Das Kino 3001 aus dem Schanzenviertel hat eigens eine Tochterfirma für ein weiteres Kino im Kulturbahnhof gegründet. Man konferiere alle vierzehn Tage mit den Leuten von der DB-Imm, sagt Jens Meyer vom 3001. Doch das Projekt ist noch so offen wie die Pläne für das ganze Viertel zwischen der Bahn, der Haubach- und der Stresemannstraße.

Für das Gebiet soll auf Beschluss des Senats ein neuer Bebauungsplan aufgestellt werden. Die erste öffentliche Plandiskussion hätte eigentlich längst schon stattfinden sollen. Doch bisher sei noch nicht geklärt, wie der Straßenverkehr künftig durchs Viertel geleitet werden soll, sagt Elke Kuick-Frenz, Leiterin der Stadtplanungsabteilung in Altona. Dafür müsse erst ein fundierter Vorschlag vorliegen.

Einigermaßen fest steht, dass das Gelände des Kulturbahnhofs kleinteilig durch Kultur- und Medienbetriebe genutzt werden soll, unter Ausschluss großflächigen Einzelhandels. Der nördliche Abschnitt der Harkortstraße soll geschlossen werden, weil sich die Holsten-Brauerei gerne nach Westen hin ausbreiten würde. Als Ersatz soll eine neue Ost-West-Verbindung auf Holsten-Gelände gebaut werden, die die Harkort- an die Holstenstraße anschließen würde.

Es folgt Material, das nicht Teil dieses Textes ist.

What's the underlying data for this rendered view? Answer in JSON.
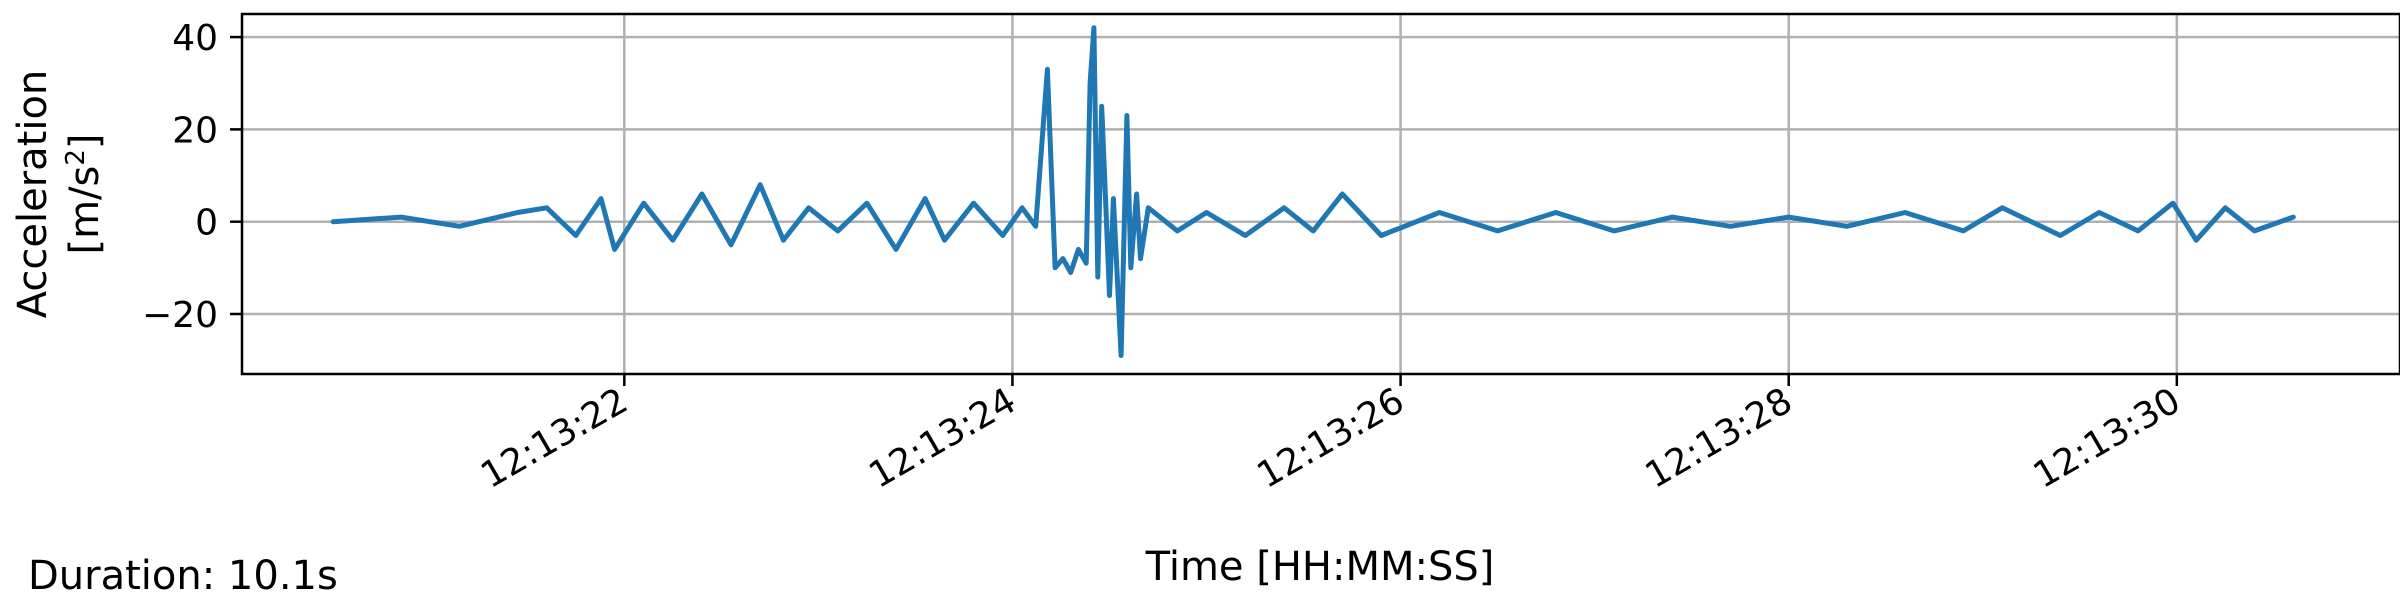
{
  "chart_data": {
    "type": "line",
    "xlabel": "Time [HH:MM:SS]",
    "ylabel_line1": "Acceleration",
    "ylabel_unit_prefix": "[m/s",
    "ylabel_unit_sup": "2",
    "ylabel_unit_suffix": "]",
    "xlim": [
      "12:13:20.030",
      "12:13:31.150"
    ],
    "ylim": [
      -33,
      45
    ],
    "grid": true,
    "x_ticks": [
      "12:13:22",
      "12:13:24",
      "12:13:26",
      "12:13:28",
      "12:13:30"
    ],
    "y_ticks": [
      {
        "value": 40,
        "label": "40"
      },
      {
        "value": 20,
        "label": "20"
      },
      {
        "value": 0,
        "label": "0"
      },
      {
        "value": -20,
        "label": "−20"
      }
    ],
    "series": [
      {
        "color": "#1f77b4",
        "x": [
          "12:13:20.500",
          "12:13:20.850",
          "12:13:21.150",
          "12:13:21.450",
          "12:13:21.600",
          "12:13:21.750",
          "12:13:21.880",
          "12:13:21.950",
          "12:13:22.100",
          "12:13:22.250",
          "12:13:22.400",
          "12:13:22.550",
          "12:13:22.700",
          "12:13:22.820",
          "12:13:22.950",
          "12:13:23.100",
          "12:13:23.250",
          "12:13:23.400",
          "12:13:23.550",
          "12:13:23.650",
          "12:13:23.800",
          "12:13:23.950",
          "12:13:24.050",
          "12:13:24.120",
          "12:13:24.180",
          "12:13:24.220",
          "12:13:24.260",
          "12:13:24.300",
          "12:13:24.340",
          "12:13:24.380",
          "12:13:24.400",
          "12:13:24.420",
          "12:13:24.440",
          "12:13:24.460",
          "12:13:24.500",
          "12:13:24.520",
          "12:13:24.560",
          "12:13:24.590",
          "12:13:24.610",
          "12:13:24.640",
          "12:13:24.660",
          "12:13:24.700",
          "12:13:24.850",
          "12:13:25.000",
          "12:13:25.200",
          "12:13:25.400",
          "12:13:25.550",
          "12:13:25.700",
          "12:13:25.900",
          "12:13:26.200",
          "12:13:26.500",
          "12:13:26.800",
          "12:13:27.100",
          "12:13:27.400",
          "12:13:27.700",
          "12:13:28.000",
          "12:13:28.300",
          "12:13:28.600",
          "12:13:28.900",
          "12:13:29.100",
          "12:13:29.400",
          "12:13:29.600",
          "12:13:29.800",
          "12:13:29.980",
          "12:13:30.100",
          "12:13:30.250",
          "12:13:30.400",
          "12:13:30.600"
        ],
        "y": [
          0,
          1,
          -1,
          2,
          3,
          -3,
          5,
          -6,
          4,
          -4,
          6,
          -5,
          8,
          -4,
          3,
          -2,
          4,
          -6,
          5,
          -4,
          4,
          -3,
          3,
          -1,
          33,
          -10,
          -8,
          -11,
          -6,
          -9,
          30,
          42,
          -12,
          25,
          -16,
          5,
          -29,
          23,
          -10,
          6,
          -8,
          3,
          -2,
          2,
          -3,
          3,
          -2,
          6,
          -3,
          2,
          -2,
          2,
          -2,
          1,
          -1,
          1,
          -1,
          2,
          -2,
          3,
          -3,
          2,
          -2,
          4,
          -4,
          3,
          -2,
          1
        ]
      }
    ]
  },
  "footer": {
    "duration": "Duration: 10.1s"
  }
}
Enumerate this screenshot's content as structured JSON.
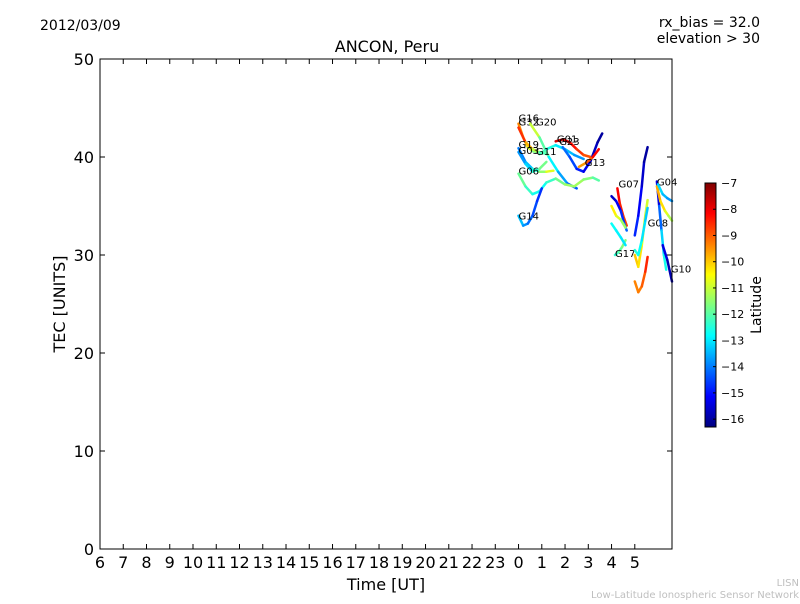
{
  "date": "2012/03/09",
  "bias_text": "rx_bias = 32.0",
  "elevation_text": "elevation > 30",
  "footer": {
    "line1": "LISN",
    "line2": "Low-Latitude Ionospheric Sensor Network"
  },
  "chart_data": {
    "type": "line",
    "title": "ANCON, Peru",
    "xlabel": "Time [UT]",
    "ylabel": "TEC [UNITS]",
    "xlim": [
      "06:00",
      "06:00 (+1 day)"
    ],
    "ylim": [
      0,
      50
    ],
    "y_ticks": [
      0,
      10,
      20,
      30,
      40,
      50
    ],
    "x_tick_labels": [
      "6",
      "7",
      "8",
      "9",
      "10",
      "11",
      "12",
      "13",
      "14",
      "15",
      "16",
      "17",
      "18",
      "19",
      "20",
      "21",
      "22",
      "23",
      "0",
      "1",
      "2",
      "3",
      "4",
      "5"
    ],
    "grid": false,
    "colorbar": {
      "label": "Latitude",
      "range": [
        -16.3,
        -7
      ],
      "ticks": [
        -7,
        -8,
        -9,
        -10,
        -11,
        -12,
        -13,
        -14,
        -15,
        -16
      ],
      "colors": [
        "#00007f",
        "#0000ff",
        "#007fff",
        "#00ffff",
        "#7fff7f",
        "#ffff00",
        "#ff7f00",
        "#ff0000",
        "#7f0000"
      ]
    },
    "series": [
      {
        "name": "G16",
        "label_at": [
          0.0,
          43.6
        ],
        "points": [
          [
            0.0,
            43.4,
            -9.0
          ],
          [
            0.2,
            42.0,
            -9.8
          ],
          [
            0.4,
            41.0,
            -10.5
          ],
          [
            0.6,
            40.6,
            -11.3
          ],
          [
            0.8,
            40.5,
            -12.0
          ]
        ]
      },
      {
        "name": "G32",
        "label_at": [
          0.0,
          43.2
        ],
        "points": [
          [
            0.0,
            43.0,
            -8.0
          ],
          [
            0.3,
            41.5,
            -9.2
          ],
          [
            0.6,
            40.8,
            -10.4
          ],
          [
            0.9,
            40.5,
            -11.6
          ],
          [
            1.2,
            40.3,
            -12.6
          ]
        ]
      },
      {
        "name": "G20",
        "label_at": [
          0.75,
          43.2
        ],
        "points": [
          [
            0.5,
            43.4,
            -10.5
          ],
          [
            0.9,
            42.0,
            -11.5
          ],
          [
            1.3,
            40.0,
            -12.5
          ],
          [
            1.7,
            38.5,
            -13.3
          ],
          [
            2.1,
            37.3,
            -14.0
          ],
          [
            2.5,
            36.8,
            -14.6
          ]
        ]
      },
      {
        "name": "G19",
        "label_at": [
          0.0,
          40.9
        ],
        "points": [
          [
            0.0,
            40.9,
            -14.2
          ],
          [
            0.3,
            39.5,
            -13.8
          ],
          [
            0.6,
            38.8,
            -13.0
          ],
          [
            0.9,
            38.5,
            -12.0
          ],
          [
            1.2,
            38.5,
            -11.0
          ],
          [
            1.5,
            38.6,
            -10.5
          ]
        ]
      },
      {
        "name": "G03",
        "label_at": [
          0.0,
          40.3
        ],
        "points": [
          [
            0.0,
            40.5,
            -14.0
          ],
          [
            0.3,
            39.3,
            -13.5
          ],
          [
            0.6,
            38.5,
            -12.8
          ],
          [
            0.9,
            38.8,
            -12.0
          ],
          [
            1.2,
            39.5,
            -11.5
          ]
        ]
      },
      {
        "name": "G11",
        "label_at": [
          0.75,
          40.2
        ],
        "points": [
          [
            0.9,
            40.3,
            -12.0
          ],
          [
            1.2,
            40.8,
            -12.3
          ],
          [
            1.6,
            41.2,
            -12.8
          ],
          [
            2.0,
            40.8,
            -13.2
          ],
          [
            2.4,
            40.2,
            -13.6
          ],
          [
            2.8,
            39.8,
            -13.9
          ]
        ]
      },
      {
        "name": "G01",
        "label_at": [
          1.65,
          41.5
        ],
        "points": [
          [
            1.6,
            41.6,
            -7.6
          ],
          [
            1.9,
            41.8,
            -7.8
          ],
          [
            2.2,
            41.5,
            -8.1
          ],
          [
            2.5,
            40.8,
            -8.5
          ],
          [
            2.8,
            40.2,
            -8.8
          ],
          [
            3.1,
            40.0,
            -9.0
          ]
        ]
      },
      {
        "name": "G23",
        "label_at": [
          1.75,
          41.2
        ],
        "points": [
          [
            1.9,
            41.0,
            -14.0
          ],
          [
            2.2,
            40.0,
            -14.3
          ],
          [
            2.5,
            38.8,
            -14.7
          ],
          [
            2.8,
            38.5,
            -15.1
          ],
          [
            3.1,
            39.6,
            -15.5
          ],
          [
            3.4,
            41.5,
            -15.9
          ],
          [
            3.6,
            42.4,
            -16.1
          ]
        ]
      },
      {
        "name": "G13",
        "label_at": [
          2.85,
          39.1
        ],
        "points": [
          [
            2.6,
            39.0,
            -9.8
          ],
          [
            2.9,
            39.4,
            -9.3
          ],
          [
            3.2,
            40.0,
            -8.6
          ],
          [
            3.45,
            40.8,
            -7.8
          ]
        ]
      },
      {
        "name": "G06",
        "label_at": [
          0.0,
          38.2
        ],
        "points": [
          [
            0.0,
            38.3,
            -11.6
          ],
          [
            0.3,
            37.0,
            -12.1
          ],
          [
            0.6,
            36.2,
            -12.5
          ],
          [
            0.9,
            36.5,
            -12.8
          ],
          [
            1.2,
            37.4,
            -12.6
          ],
          [
            1.6,
            37.8,
            -12.0
          ],
          [
            2.0,
            37.2,
            -11.5
          ],
          [
            2.4,
            37.0,
            -11.3
          ],
          [
            2.8,
            37.7,
            -11.4
          ],
          [
            3.2,
            37.9,
            -11.8
          ],
          [
            3.45,
            37.6,
            -12.2
          ]
        ]
      },
      {
        "name": "G14",
        "label_at": [
          0.0,
          33.6
        ],
        "points": [
          [
            0.0,
            34.0,
            -13.2
          ],
          [
            0.2,
            33.0,
            -13.6
          ],
          [
            0.4,
            33.2,
            -14.0
          ],
          [
            0.6,
            34.0,
            -14.3
          ],
          [
            0.8,
            35.5,
            -14.6
          ],
          [
            1.0,
            36.8,
            -14.8
          ]
        ]
      },
      {
        "name": "G07",
        "label_at": [
          4.3,
          36.9
        ],
        "points": [
          [
            4.25,
            36.8,
            -8.0
          ],
          [
            4.35,
            35.3,
            -8.3
          ],
          [
            4.5,
            34.0,
            -8.6
          ],
          [
            4.65,
            33.0,
            -8.9
          ]
        ]
      },
      {
        "name": "G17",
        "label_at": [
          4.15,
          29.8
        ],
        "points": [
          [
            4.15,
            30.0,
            -12.6
          ],
          [
            4.3,
            30.3,
            -12.2
          ],
          [
            4.45,
            30.8,
            -11.8
          ],
          [
            4.6,
            31.5,
            -11.4
          ]
        ]
      },
      {
        "name": "G08",
        "label_at": [
          5.55,
          32.9
        ],
        "points": [
          [
            5.0,
            32.0,
            -14.6
          ],
          [
            5.15,
            34.0,
            -15.0
          ],
          [
            5.3,
            37.0,
            -15.4
          ],
          [
            5.4,
            39.5,
            -15.8
          ],
          [
            5.55,
            41.0,
            -16.2
          ]
        ]
      },
      {
        "name": "G04",
        "label_at": [
          5.95,
          37.1
        ],
        "points": [
          [
            5.95,
            37.5,
            -16.0
          ],
          [
            6.05,
            35.0,
            -14.8
          ],
          [
            6.15,
            32.5,
            -13.6
          ],
          [
            6.25,
            30.0,
            -12.8
          ],
          [
            6.35,
            28.5,
            -12.5
          ]
        ]
      },
      {
        "name": "G10",
        "label_at": [
          6.55,
          28.2
        ],
        "points": [
          [
            6.2,
            31.0,
            -15.2
          ],
          [
            6.4,
            29.5,
            -15.6
          ],
          [
            6.6,
            27.3,
            -16.1
          ]
        ]
      },
      {
        "points": [
          [
            4.0,
            36.0,
            -15.8
          ],
          [
            4.2,
            35.5,
            -15.5
          ],
          [
            4.4,
            34.5,
            -15.0
          ],
          [
            4.55,
            33.2,
            -14.5
          ],
          [
            4.65,
            32.5,
            -14.0
          ]
        ]
      },
      {
        "points": [
          [
            4.0,
            35.0,
            -10.2
          ],
          [
            4.2,
            34.0,
            -10.5
          ],
          [
            4.4,
            33.6,
            -11.0
          ],
          [
            4.6,
            32.8,
            -11.8
          ]
        ]
      },
      {
        "points": [
          [
            4.0,
            33.2,
            -12.7
          ],
          [
            4.2,
            32.5,
            -12.8
          ],
          [
            4.4,
            31.8,
            -13.0
          ],
          [
            4.6,
            31.0,
            -13.1
          ]
        ]
      },
      {
        "points": [
          [
            5.0,
            27.3,
            -9.3
          ],
          [
            5.15,
            26.2,
            -9.4
          ],
          [
            5.3,
            26.8,
            -9.2
          ],
          [
            5.45,
            28.3,
            -8.8
          ],
          [
            5.55,
            29.8,
            -8.2
          ]
        ]
      },
      {
        "points": [
          [
            5.0,
            30.0,
            -9.9
          ],
          [
            5.15,
            28.8,
            -10.1
          ],
          [
            5.3,
            31.0,
            -10.4
          ],
          [
            5.45,
            34.0,
            -10.8
          ],
          [
            5.55,
            35.6,
            -11.0
          ]
        ]
      },
      {
        "points": [
          [
            5.0,
            30.5,
            -12.4
          ],
          [
            5.15,
            30.0,
            -12.6
          ],
          [
            5.3,
            31.5,
            -12.9
          ],
          [
            5.45,
            33.5,
            -13.2
          ],
          [
            5.55,
            34.8,
            -13.4
          ]
        ]
      },
      {
        "points": [
          [
            5.95,
            37.0,
            -9.6
          ],
          [
            6.1,
            35.5,
            -9.9
          ],
          [
            6.3,
            34.5,
            -10.5
          ],
          [
            6.45,
            34.0,
            -11.0
          ],
          [
            6.6,
            33.5,
            -11.4
          ]
        ]
      },
      {
        "points": [
          [
            6.0,
            37.2,
            -13.0
          ],
          [
            6.2,
            36.2,
            -13.3
          ],
          [
            6.4,
            35.8,
            -13.6
          ],
          [
            6.6,
            35.5,
            -13.9
          ]
        ]
      }
    ]
  }
}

Auch über die weitere Umgebung des Gebietes ist schon viel spekuliert worden. Hartnäckig hält sich das Gerücht, die Bahn wolle den Bahnhof Altona aufgeben, was deren Sprecher Meyer-Lovis nicht müde wird zu dementieren: „Der Bahnhof Altona wird weiter betrieben“, sagt er schlicht.

Trotzdem hat sich der Altonaer Verkehrsausschuss im April dafür ausgesprochen, vom Bahnhof Altona aus über die heutigen Gleisanlagen einen Autobahnzubringer zur Auffahrt Volkspark zu bauen. Die Abgeordneten erhoffen sich davon, dass das Kerngebiet des Bezirks vom Verkehr entlastet wird.

Vom Grundsatz her wäre das auch nötig, denn ein Architektur-Wettbewerb für den Umbau des Bahnhofs läuft bereits. Sein Auslober Büll&Liedtke will den hässlichen Kasten zu einem attraktiven Verbindungsglied zwischen dem Ottenser Mercado und dem Einkaufszentrum Altona umbauen. Die Krönung des Konsumtempels sollen zwei Parkdecks für bis zu 1300 Autos werden.